Per Giulio, un ragazzo che voleva sapere

La storia di Giulio è quella di un giovane ricercatore con la passione per il sociale, per i lavoratori e per l’economia. Conoscere e sapere, sapere per poter interpretare...

La storia di Giulio è quella di un giovane ricercatore con la passione per il sociale, per i lavoratori e per l’economia. Conoscere e sapere, sapere per poter interpretare e dare la propria visione delle cose, della società, di un mondo che fa paura.
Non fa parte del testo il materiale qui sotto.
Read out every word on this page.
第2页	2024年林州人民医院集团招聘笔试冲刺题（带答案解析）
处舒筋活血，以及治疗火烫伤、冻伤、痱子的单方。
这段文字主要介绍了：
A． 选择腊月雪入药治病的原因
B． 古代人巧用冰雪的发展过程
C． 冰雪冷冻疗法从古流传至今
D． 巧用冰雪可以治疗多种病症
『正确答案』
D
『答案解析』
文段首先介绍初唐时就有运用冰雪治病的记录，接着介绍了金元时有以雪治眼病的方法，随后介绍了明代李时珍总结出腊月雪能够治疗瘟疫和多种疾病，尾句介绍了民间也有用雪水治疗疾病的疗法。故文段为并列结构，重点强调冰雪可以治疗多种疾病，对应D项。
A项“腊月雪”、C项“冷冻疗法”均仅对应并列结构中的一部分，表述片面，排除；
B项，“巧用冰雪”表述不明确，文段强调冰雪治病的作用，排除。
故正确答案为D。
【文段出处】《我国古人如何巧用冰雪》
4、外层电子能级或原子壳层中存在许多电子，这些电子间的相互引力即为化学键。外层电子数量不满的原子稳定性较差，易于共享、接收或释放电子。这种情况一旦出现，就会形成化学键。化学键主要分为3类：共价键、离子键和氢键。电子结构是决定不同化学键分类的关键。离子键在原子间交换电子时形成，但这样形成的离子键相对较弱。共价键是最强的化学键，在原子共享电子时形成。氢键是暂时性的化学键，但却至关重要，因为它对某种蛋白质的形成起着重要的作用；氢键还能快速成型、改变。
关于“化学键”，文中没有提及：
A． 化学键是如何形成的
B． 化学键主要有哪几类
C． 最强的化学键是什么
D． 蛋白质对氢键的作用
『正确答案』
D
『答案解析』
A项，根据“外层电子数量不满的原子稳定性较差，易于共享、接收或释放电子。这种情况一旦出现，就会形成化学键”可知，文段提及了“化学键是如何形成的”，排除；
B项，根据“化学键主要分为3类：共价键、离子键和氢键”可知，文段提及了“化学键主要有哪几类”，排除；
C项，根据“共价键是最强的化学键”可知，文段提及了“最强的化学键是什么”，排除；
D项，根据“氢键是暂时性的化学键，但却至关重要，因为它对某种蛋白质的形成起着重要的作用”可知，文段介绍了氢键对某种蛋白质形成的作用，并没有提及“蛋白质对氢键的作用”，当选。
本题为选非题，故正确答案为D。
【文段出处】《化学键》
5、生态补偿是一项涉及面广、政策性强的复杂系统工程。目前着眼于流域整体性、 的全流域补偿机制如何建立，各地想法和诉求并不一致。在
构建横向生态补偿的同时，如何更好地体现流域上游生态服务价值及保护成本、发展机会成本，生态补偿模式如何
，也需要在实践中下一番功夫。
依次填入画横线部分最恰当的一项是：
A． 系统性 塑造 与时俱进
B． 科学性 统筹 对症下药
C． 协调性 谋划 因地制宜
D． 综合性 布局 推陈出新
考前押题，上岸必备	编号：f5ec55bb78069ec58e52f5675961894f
Giulio aveva paura ma aveva anche molto coraggio: raccontava dall’Egitto come si svolgevano le assemblee sindacali in un contesto di dittatura militare, dove la sicurezza garantita da un governo golpista (con il quale noi Paese-Italia abbiamo cordiali relazioni diplomatiche nel nome della comune lotta contro il califfato nero. Ufficialmente) è la faccia benevolente di una insicurezza globale che non garantisce diritti sociali e civili, dove negli ultimi mesi sono scomparse più di 160 persone e non se ne conosce la sorte. Moderni desaparecidos africani o anche europei, irrintracciabili e tutti legati al mondo dell’informazione, della contro informazione, della cronaca e del giornalismo.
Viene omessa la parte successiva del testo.